The Milky Way has several smaller satellite galaxies, such as Sagittarius and Canis Major, and its structure reveals a rich history of acquisitions. The Milky Way was likely once a dust-poor lenticular galaxy that accreted material, including the Gaia Sausage–Enceladus satellite, and over time it evolved into the spiral galaxy we live in today. Deep imaging by countless ground-based telescopes over recent years has shown this is a feature common to spiral galaxies.

Some acquisitions will be more dramatic. Such a marriage is on the cards in 4 to 6 billion years when the Milky Way and the Andromeda galaxy collide.

Their collision will destroy the current spiral patterns in both galaxies, yielding a merged galaxy with a more-dominant spheroid, throw up a lot of dust clouds, and be accompanied by an increase in the central black hole mass. It will lead to the birth of a dust-rich lenticular galaxy.

The subsequent merger of two dusty lenticular galaxies appears sufficient to fully erase their disks and create an elliptical-shaped galaxy, unable to retain cold gas clouds harboring dust.

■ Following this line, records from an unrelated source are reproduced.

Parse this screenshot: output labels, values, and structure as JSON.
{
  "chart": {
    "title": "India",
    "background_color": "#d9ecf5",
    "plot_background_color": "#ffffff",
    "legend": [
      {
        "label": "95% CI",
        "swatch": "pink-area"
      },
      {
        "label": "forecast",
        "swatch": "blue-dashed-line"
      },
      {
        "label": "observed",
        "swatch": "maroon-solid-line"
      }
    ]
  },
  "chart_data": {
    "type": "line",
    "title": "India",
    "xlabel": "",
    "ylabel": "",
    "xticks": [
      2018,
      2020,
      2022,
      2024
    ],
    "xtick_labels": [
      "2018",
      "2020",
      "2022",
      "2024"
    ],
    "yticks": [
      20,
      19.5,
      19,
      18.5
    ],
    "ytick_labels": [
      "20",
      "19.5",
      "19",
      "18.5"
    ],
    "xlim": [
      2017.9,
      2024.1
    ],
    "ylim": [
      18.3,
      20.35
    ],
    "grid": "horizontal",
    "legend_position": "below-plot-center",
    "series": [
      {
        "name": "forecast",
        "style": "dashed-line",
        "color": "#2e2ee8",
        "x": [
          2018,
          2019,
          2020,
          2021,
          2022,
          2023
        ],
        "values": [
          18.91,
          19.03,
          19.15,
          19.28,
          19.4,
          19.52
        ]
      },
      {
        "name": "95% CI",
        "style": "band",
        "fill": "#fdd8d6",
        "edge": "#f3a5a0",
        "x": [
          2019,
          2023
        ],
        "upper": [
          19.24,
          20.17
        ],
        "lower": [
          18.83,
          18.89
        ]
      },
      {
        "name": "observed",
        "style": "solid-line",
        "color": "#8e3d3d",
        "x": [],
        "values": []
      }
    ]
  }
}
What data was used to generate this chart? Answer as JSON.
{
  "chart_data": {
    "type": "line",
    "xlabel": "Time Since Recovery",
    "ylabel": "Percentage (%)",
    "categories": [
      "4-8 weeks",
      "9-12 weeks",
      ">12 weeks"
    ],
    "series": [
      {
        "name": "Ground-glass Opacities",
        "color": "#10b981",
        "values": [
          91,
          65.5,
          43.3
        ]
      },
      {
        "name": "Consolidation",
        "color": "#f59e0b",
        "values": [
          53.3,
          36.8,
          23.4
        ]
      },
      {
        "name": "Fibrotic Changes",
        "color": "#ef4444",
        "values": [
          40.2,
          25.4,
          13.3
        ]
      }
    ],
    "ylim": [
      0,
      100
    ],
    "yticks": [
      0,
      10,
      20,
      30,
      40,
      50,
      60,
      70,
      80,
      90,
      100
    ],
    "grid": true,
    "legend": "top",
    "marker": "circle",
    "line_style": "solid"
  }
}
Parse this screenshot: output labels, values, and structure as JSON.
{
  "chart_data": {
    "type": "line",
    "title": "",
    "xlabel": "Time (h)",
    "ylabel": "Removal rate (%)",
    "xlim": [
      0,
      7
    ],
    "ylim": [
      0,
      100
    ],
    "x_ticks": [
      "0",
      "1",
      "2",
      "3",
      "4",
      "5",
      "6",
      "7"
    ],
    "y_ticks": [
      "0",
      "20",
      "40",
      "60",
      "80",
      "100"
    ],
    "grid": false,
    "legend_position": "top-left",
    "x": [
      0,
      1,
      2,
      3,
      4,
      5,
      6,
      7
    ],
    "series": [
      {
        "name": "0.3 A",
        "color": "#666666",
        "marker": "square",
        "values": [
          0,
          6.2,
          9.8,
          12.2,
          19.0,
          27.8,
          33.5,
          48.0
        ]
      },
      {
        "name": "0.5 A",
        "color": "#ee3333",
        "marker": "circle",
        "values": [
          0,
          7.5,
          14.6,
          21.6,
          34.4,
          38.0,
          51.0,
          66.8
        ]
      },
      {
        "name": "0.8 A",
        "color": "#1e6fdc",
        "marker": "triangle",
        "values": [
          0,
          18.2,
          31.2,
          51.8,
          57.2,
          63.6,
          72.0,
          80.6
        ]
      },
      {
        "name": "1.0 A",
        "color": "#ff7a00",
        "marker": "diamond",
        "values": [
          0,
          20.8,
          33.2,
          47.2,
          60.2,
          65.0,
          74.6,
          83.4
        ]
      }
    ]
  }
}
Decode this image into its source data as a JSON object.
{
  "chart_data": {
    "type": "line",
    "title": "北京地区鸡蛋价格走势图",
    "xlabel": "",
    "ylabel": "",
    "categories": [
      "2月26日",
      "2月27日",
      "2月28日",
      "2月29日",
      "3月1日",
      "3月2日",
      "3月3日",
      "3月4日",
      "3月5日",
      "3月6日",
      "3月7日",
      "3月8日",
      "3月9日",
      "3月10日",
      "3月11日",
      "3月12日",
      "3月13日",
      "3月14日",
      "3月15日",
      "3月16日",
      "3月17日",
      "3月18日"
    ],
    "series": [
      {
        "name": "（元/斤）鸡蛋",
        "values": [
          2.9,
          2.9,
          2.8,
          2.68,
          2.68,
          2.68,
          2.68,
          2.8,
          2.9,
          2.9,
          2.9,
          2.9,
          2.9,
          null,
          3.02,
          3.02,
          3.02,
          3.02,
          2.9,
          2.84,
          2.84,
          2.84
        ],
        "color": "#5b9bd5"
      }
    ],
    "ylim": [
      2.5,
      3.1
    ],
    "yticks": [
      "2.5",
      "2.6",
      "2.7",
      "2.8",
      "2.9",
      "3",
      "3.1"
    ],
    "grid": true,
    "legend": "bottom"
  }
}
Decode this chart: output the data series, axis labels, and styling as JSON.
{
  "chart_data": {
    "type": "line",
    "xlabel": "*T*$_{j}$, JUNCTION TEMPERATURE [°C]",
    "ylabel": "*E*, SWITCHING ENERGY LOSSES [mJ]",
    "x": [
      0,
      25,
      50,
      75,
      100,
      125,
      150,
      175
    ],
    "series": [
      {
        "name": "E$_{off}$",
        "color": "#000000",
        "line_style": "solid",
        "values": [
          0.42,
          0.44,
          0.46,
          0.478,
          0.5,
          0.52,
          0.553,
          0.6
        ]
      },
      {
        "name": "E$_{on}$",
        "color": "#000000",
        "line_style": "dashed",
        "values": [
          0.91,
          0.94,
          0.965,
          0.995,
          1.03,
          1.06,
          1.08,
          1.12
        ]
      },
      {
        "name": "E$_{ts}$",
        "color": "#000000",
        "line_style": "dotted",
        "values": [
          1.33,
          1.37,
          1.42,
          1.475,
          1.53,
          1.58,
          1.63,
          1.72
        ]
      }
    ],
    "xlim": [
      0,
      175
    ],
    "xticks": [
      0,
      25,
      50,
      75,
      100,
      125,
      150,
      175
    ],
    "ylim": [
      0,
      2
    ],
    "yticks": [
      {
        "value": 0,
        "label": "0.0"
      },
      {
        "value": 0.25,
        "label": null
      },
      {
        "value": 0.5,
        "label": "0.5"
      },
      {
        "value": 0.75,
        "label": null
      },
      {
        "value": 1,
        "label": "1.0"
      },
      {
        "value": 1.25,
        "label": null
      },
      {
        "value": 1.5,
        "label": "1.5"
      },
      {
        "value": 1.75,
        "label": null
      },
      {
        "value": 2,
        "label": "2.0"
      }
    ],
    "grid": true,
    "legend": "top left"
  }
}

In some ways, the dust-poor lenticular galaxies appear as a fossil record of the universe’s primordial galaxies. These disk-dominated galaxies are very old and common. The merging of two of these in the young universe may explain the recent observation by the James Webb Space Telescope of a massive spheroid-dominated galaxy when the universe was 700 million years old.

Furthermore, the new research has also revealed that merging two elliptical galaxies is sufficient to explain the universe’s most massive galaxies today, observed at the centers of 1,000-member galaxy clusters.

Professor Graham notes that many clues were known but had yet to be combined into a cohesive picture. He says, “Things fell into place once it was recognized that the lenticular galaxies are not the single bridging population they were long portrayed as.”

The new work means galaxies now have their family tree. “It’s survival of the fittest out there,” says Professor Graham, “which ultimately means the reign of spheroids over disks.” He adds, “Astronomy now has a new anatomy sequence and finally an evolutionary sequence in which galaxy speciation is seen to occur through the inevitable marriage of galaxies ordained by gravity.”